Les mesures de la loi vont permettre :

  • la création d'un nouveau droit d’information préalable des salariés de PME pour les cas de transmission d’entreprises saines, obligeant le chef d’entreprise à informer les salariés au plus tard deux mois avant la cession ;
  • la formation des salariés à la reprise de l'entreprise ;
  • la création d'un statut transitoire de sociétés coopératives et participatives (SCOP) d’amorçage pour permettre aux salariés de reprendre une entreprise sous forme de SCOP ;
  • de compléter le dispositif de la reprise de site rentable de la loi du 29 mars 2014 visant à reconquérir l'économie réelle (dite « loi Florange »).

4. Provoquer un choc coopératif

Les mesures de la loi vont permettre :

  • de rendre obligatoire pour toutes les coopératives la révision de leur mode de fonctionnement au regard du respect des principes coopératifs ;
  • d'autoriser la création de groupe de SCOP (une SCOP pourra ainsi créer des filiales sous la forme de SCOP) ;
  • de développer l’emploi privé au service de l’intérêt général avec les sociétés coopératives d'intérêt collectif (SCIC) ;
  • de développer les coopératives d’activité et d’emploi (CAE) pour multiplier les salariés-entrepreneurs.
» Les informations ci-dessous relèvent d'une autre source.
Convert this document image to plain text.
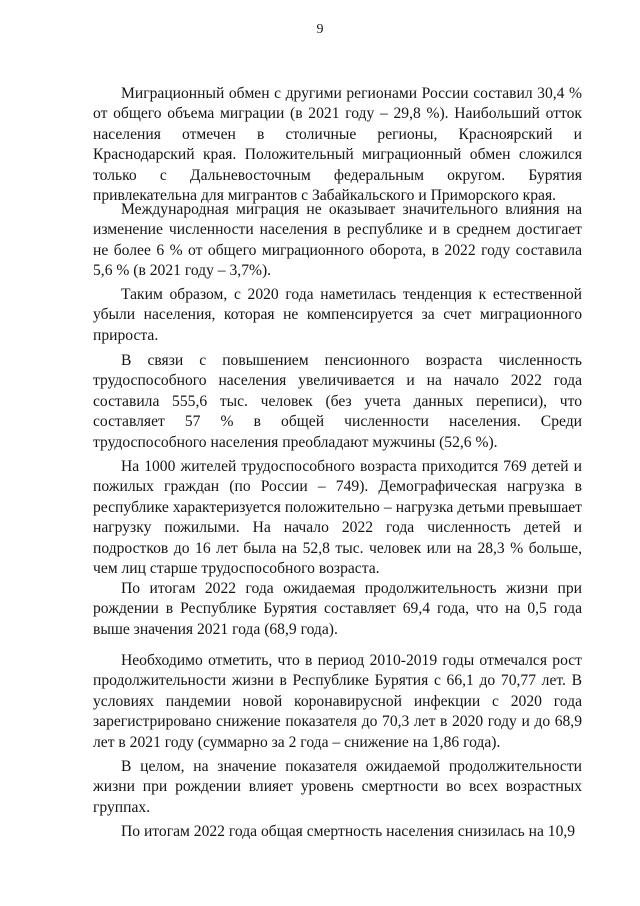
9

Миграционный обмен с другими регионами России составил 30,4 % от общего объема миграции (в 2021 году – 29,8 %). Наибольший отток населения отмечен в столичные регионы, Красноярский и Краснодарский края. Положительный миграционный обмен сложился только с Дальневосточным федеральным округом. Бурятия привлекательна для мигрантов с Забайкальского и Приморского края.

Международная миграция не оказывает значительного влияния на изменение численности населения в республике и в среднем достигает не более 6 % от общего миграционного оборота, в 2022 году составила 5,6 % (в 2021 году – 3,7%).

Таким образом, с 2020 года наметилась тенденция к естественной убыли населения, которая не компенсируется за счет миграционного прироста.

В связи с повышением пенсионного возраста численность трудоспособного населения увеличивается и на начало 2022 года составила 555,6 тыс. человек (без учета данных переписи), что составляет 57 % в общей численности населения. Среди трудоспособного населения преобладают мужчины (52,6 %).

На 1000 жителей трудоспособного возраста приходится 769 детей и пожилых граждан (по России – 749). Демографическая нагрузка в республике характеризуется положительно – нагрузка детьми превышает нагрузку пожилыми. На начало 2022 года численность детей и подростков до 16 лет была на 52,8 тыс. человек или на 28,3 % больше, чем лиц старше трудоспособного возраста.

По итогам 2022 года ожидаемая продолжительность жизни при рождении в Республике Бурятия составляет 69,4 года, что на 0,5 года выше значения 2021 года (68,9 года).

Необходимо отметить, что в период 2010-2019 годы отмечался рост продолжительности жизни в Республике Бурятия с 66,1 до 70,77 лет. В условиях пандемии новой коронавирусной инфекции с 2020 года зарегистрировано снижение показателя до 70,3 лет в 2020 году и до 68,9 лет в 2021 году (суммарно за 2 года – снижение на 1,86 года).

В целом, на значение показателя ожидаемой продолжительности жизни при рождении влияет уровень смертности во всех возрастных группах.

По итогам 2022 года общая смертность населения снизилась на 10,9
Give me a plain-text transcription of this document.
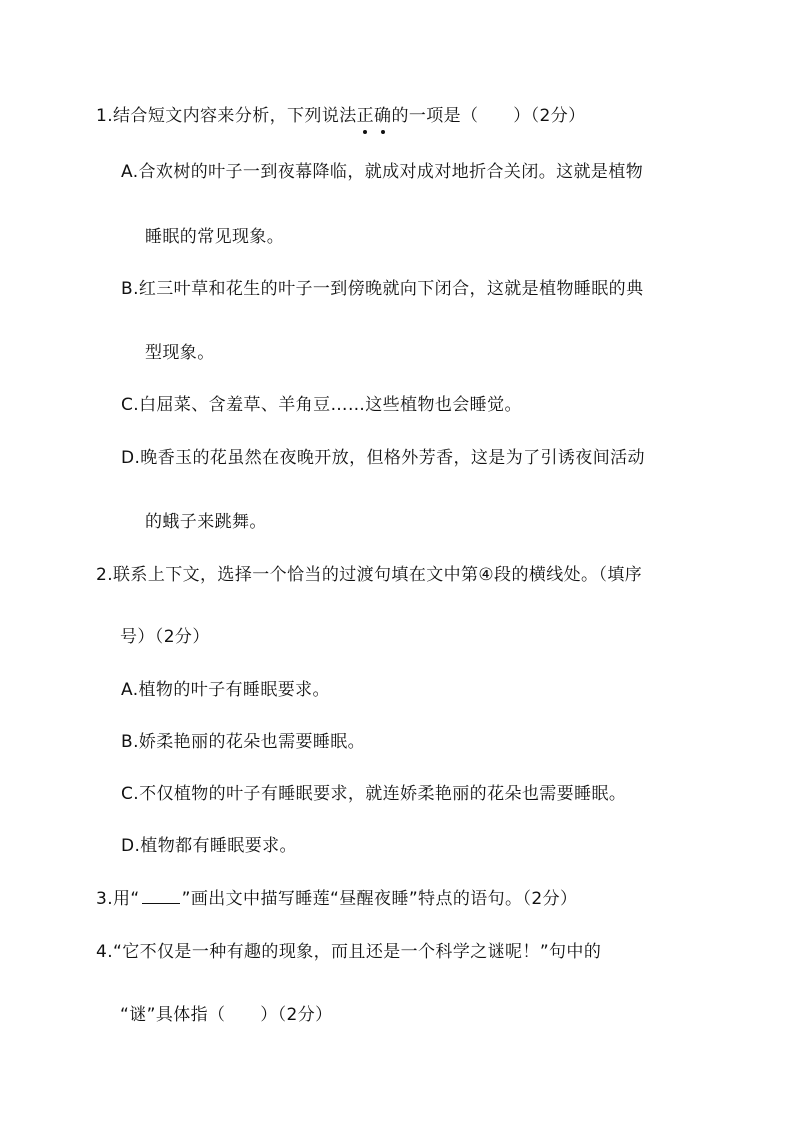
1.结合短文内容来分析，下列说法正确的一项是（　　）（2分）
A.合欢树的叶子一到夜幕降临，就成对成对地折合关闭。这就是植物
睡眠的常见现象。
B.红三叶草和花生的叶子一到傍晚就向下闭合，这就是植物睡眠的典
型现象。
C.白屈菜、含羞草、羊角豆……这些植物也会睡觉。
D.晚香玉的花虽然在夜晚开放，但格外芳香，这是为了引诱夜间活动
的蛾子来跳舞。
2.联系上下文，选择一个恰当的过渡句填在文中第④段的横线处。（填序
号）（2分）
A.植物的叶子有睡眠要求。
B.娇柔艳丽的花朵也需要睡眠。
C.不仅植物的叶子有睡眠要求，就连娇柔艳丽的花朵也需要睡眠。
D.植物都有睡眠要求。
3.用“ ”画出文中描写睡莲“昼醒夜睡”特点的语句。（2分）
4.“它不仅是一种有趣的现象，而且还是一个科学之谜呢！”句中的
“谜”具体指（　　）（2分）
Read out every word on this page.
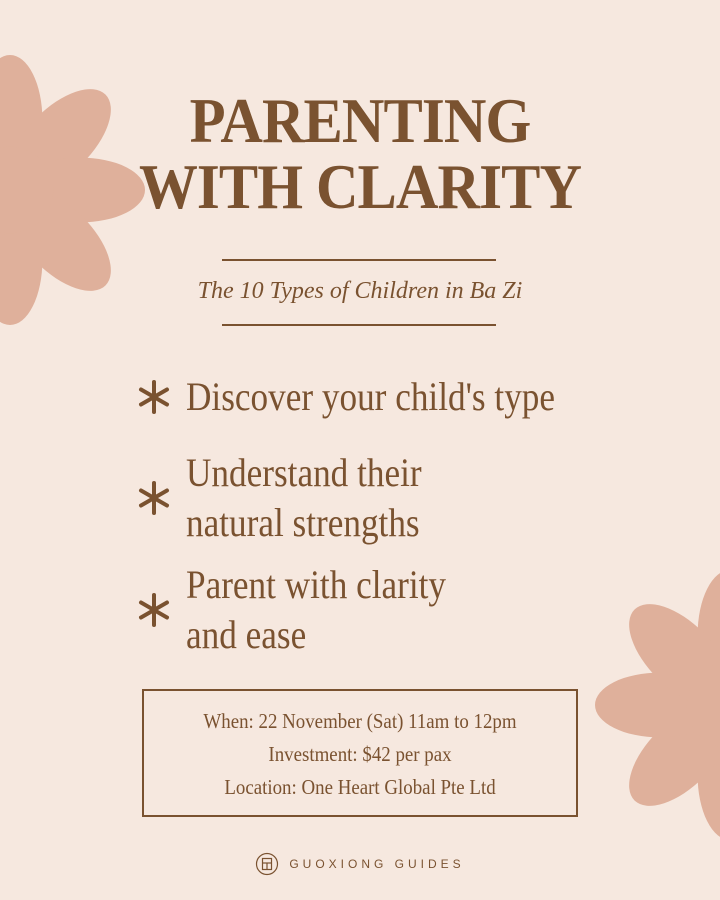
PARENTING
WITH CLARITY
The 10 Types of Children in Ba Zi
Discover your child's type
Understand their
natural strengths
Parent with clarity
and ease
When: 22 November (Sat) 11am to 12pm
Investment: $42 per pax
Location: One Heart Global Pte Ltd
GUOXIONG GUIDES
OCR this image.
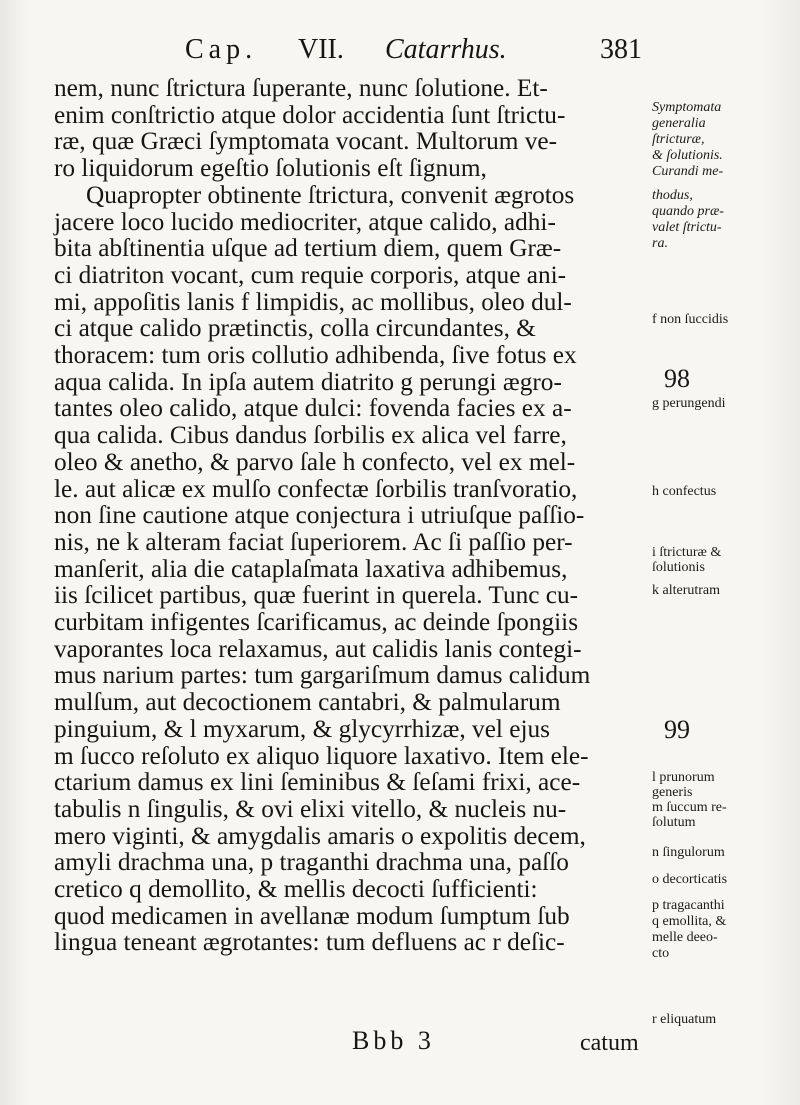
Cap. VII. Catarrhus.	381
nem, nunc ſtrictura ſuperante, nunc ſolutione. Et-
enim conſtrictio atque dolor accidentia ſunt ſtrictu-
ræ, quæ Græci ſymptomata vocant. Multorum ve-
ro liquidorum egeſtio ſolutionis eſt ſignum,
Quapropter obtinente ſtrictura, convenit ægrotos
jacere loco lucido mediocriter, atque calido, adhi-
bita abſtinentia uſque ad tertium diem, quem Græ-
ci diatriton vocant, cum requie corporis, atque ani-
mi, appoſitis lanis f limpidis, ac mollibus, oleo dul-
ci atque calido prætinctis, colla circundantes, &
thoracem: tum oris collutio adhibenda, ſive fotus ex
aqua calida. In ipſa autem diatrito g perungi ægro-
tantes oleo calido, atque dulci: fovenda facies ex a-
qua calida. Cibus dandus ſorbilis ex alica vel farre,
oleo & anetho, & parvo ſale h confecto, vel ex mel-
le. aut alicæ ex mulſo confectæ ſorbilis tranſvoratio,
non ſine cautione atque conjectura i utriuſque paſſio-
nis, ne k alteram faciat ſuperiorem. Ac ſi paſſio per-
manſerit, alia die cataplaſmata laxativa adhibemus,
iis ſcilicet partibus, quæ fuerint in querela. Tunc cu-
curbitam infigentes ſcarificamus, ac deinde ſpongiis
vaporantes loca relaxamus, aut calidis lanis contegi-
mus narium partes: tum gargariſmum damus calidum
mulſum, aut decoctionem cantabri, & palmularum
pinguium, & l myxarum, & glycyrrhizæ, vel ejus
m ſucco reſoluto ex aliquo liquore laxativo. Item ele-
ctarium damus ex lini ſeminibus & ſeſami frixi, ace-
tabulis n ſingulis, & ovi elixi vitello, & nucleis nu-
mero viginti, & amygdalis amaris o expolitis decem,
amyli drachma una, p traganthi drachma una, paſſo
cretico q demollito, & mellis decocti ſufficienti:
quod medicamen in avellanæ modum ſumptum ſub
lingua teneant ægrotantes: tum defluens ac r deſic-
Symptomata
generalia
ſtricturæ,
& ſolutionis.
Curandi me-
thodus,
quando præ-
valet ſtrictu-
ra.
f non ſuccidis
g perungendi
h confectus
i ſtricturæ &
ſolutionis
k alterutram
l prunorum
generis
m ſuccum re-
ſolutum
n ſingulorum
o decorticatis
p tragacanthi
q emollita, &
melle deeo-
cto
r eliquatum
98
99
Bbb 3	catum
5. Renforcer les politiques de développement local durable

Les mesures de la loi vont permettre :

  • de développer les pôles territoriaux de coopération économique (PTCE) pour créer des emplois non délocalisables ;
  • une meilleure utilisation de la commande publique en faveur de l’emploi avec les schémas d’achats publics socialement responsables ;
  • de reconnaître les territoires et leurs actions en faveur de l’ESS ;
  • de reconnaître les dimensions locales et sociales du commerce équitable ;
  • de reconnaître les monnaies locales (ou solidaires).